Le logement compte beaucoup dans les problématiques environnementales. Quelles sont vos priorités en la matière ?
Je veux qu’on fasse un effort tout particulier pour la réhabilitation des logements où vivent les ménages les plus modestes. Il ne faut pas que les plus défavorisés soient doublement pénalisés par leur incapacité à remettre leur habitation aux normes et obligés de payer des factures élevées de chauffage et d’électricité.
En 2008, beaucoup de copropriétés devront refaire leurs ascenseurs, ce qui va faire exploser leurs charges...

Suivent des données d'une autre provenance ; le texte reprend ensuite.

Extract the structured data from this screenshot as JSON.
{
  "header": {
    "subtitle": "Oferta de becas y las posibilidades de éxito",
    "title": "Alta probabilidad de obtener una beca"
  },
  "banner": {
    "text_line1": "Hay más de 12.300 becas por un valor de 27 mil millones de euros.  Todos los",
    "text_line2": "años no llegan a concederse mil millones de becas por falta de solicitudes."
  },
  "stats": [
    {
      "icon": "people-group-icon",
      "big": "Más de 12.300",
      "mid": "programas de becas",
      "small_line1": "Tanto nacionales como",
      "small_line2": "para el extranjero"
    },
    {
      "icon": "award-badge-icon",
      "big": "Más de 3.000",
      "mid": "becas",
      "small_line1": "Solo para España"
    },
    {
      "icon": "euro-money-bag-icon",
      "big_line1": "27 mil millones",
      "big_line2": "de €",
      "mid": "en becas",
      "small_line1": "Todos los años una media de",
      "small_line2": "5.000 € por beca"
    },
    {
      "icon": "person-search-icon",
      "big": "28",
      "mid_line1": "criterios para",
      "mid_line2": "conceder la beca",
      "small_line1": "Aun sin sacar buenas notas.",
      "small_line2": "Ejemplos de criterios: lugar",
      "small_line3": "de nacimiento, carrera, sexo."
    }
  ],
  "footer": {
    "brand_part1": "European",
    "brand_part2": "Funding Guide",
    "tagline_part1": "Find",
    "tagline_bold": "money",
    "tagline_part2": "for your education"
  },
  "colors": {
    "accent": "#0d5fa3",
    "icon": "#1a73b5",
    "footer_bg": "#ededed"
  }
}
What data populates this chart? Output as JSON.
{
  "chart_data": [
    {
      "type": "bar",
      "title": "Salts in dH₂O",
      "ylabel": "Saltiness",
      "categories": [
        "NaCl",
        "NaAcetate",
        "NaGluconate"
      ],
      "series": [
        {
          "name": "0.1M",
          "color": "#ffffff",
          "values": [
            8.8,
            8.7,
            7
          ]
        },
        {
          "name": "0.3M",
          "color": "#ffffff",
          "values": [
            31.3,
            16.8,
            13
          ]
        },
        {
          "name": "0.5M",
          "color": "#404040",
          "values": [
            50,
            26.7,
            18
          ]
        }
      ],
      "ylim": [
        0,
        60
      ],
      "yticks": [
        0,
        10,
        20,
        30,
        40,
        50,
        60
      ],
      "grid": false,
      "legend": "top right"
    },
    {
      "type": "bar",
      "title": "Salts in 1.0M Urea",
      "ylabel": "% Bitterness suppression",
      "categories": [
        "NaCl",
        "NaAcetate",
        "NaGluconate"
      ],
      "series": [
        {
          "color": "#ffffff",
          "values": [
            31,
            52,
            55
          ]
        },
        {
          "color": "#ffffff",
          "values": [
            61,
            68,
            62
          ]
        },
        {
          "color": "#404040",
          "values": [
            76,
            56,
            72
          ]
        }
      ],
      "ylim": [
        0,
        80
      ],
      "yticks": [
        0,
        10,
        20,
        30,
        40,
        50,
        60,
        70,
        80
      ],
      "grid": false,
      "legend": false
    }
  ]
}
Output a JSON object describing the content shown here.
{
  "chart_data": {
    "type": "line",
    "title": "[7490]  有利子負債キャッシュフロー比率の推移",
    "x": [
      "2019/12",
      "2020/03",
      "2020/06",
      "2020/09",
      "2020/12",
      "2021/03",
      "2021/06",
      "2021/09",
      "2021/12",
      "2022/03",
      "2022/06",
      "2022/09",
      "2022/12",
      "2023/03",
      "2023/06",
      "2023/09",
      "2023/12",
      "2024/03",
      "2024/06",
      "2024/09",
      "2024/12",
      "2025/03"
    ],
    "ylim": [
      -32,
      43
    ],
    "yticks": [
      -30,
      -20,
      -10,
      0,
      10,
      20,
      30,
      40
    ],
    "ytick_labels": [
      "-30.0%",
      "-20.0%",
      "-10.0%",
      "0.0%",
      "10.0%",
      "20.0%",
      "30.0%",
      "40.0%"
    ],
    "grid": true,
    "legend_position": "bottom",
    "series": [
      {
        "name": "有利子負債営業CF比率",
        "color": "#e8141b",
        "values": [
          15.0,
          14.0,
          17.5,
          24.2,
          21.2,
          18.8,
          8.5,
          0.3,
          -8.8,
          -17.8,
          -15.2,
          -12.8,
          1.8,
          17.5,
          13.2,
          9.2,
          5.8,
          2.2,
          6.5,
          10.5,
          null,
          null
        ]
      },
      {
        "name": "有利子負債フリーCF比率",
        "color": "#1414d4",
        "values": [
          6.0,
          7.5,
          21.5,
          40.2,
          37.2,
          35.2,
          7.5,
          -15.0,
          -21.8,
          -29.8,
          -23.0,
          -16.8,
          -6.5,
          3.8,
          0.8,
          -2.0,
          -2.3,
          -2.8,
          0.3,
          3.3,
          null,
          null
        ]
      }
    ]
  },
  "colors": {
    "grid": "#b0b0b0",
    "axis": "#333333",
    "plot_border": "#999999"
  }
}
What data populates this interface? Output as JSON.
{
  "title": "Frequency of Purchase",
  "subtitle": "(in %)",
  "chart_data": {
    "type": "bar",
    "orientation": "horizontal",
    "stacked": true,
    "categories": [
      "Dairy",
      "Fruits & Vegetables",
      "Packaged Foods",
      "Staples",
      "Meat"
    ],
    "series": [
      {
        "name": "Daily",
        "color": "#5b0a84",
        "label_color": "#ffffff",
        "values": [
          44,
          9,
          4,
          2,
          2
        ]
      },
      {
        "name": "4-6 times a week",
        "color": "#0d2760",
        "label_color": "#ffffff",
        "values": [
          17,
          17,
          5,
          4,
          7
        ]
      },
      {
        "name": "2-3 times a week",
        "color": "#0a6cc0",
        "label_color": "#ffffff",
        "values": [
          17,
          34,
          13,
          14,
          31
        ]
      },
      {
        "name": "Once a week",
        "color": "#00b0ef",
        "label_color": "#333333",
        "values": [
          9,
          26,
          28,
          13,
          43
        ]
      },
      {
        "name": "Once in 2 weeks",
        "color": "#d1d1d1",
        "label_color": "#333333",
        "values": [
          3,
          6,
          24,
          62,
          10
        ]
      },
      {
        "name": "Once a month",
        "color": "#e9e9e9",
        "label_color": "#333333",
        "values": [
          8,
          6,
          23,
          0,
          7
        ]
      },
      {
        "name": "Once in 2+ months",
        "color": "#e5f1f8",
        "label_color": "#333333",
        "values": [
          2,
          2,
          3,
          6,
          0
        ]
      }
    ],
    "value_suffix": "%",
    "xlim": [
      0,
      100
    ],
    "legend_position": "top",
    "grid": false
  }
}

La règlementation sur les ascenseurs a été mise en place pour répondre à des risques particulièrement graves pour les personnes. Les délais posent aujourd’hui de telles contraintes qu’il apparaît que tous les travaux prévus avant la première échéance du 3 juillet 2008 ne pourront pas être réalisés dans de bonnes conditions. En conservant les mêmes règles techniques, je proposerai au Premier Ministre qu’un décret reporte de l’ordre de 18 mois, soit à fin 2010, cette première échéance qui concerne la réalisation des travaux de sécurité les plus importants.
Et il n’y a pas que ce problème. Les charges deviennent insupportables... J’aurai l’occasion d’en parler à Lyon. Ça ne peut pas durer comme ça.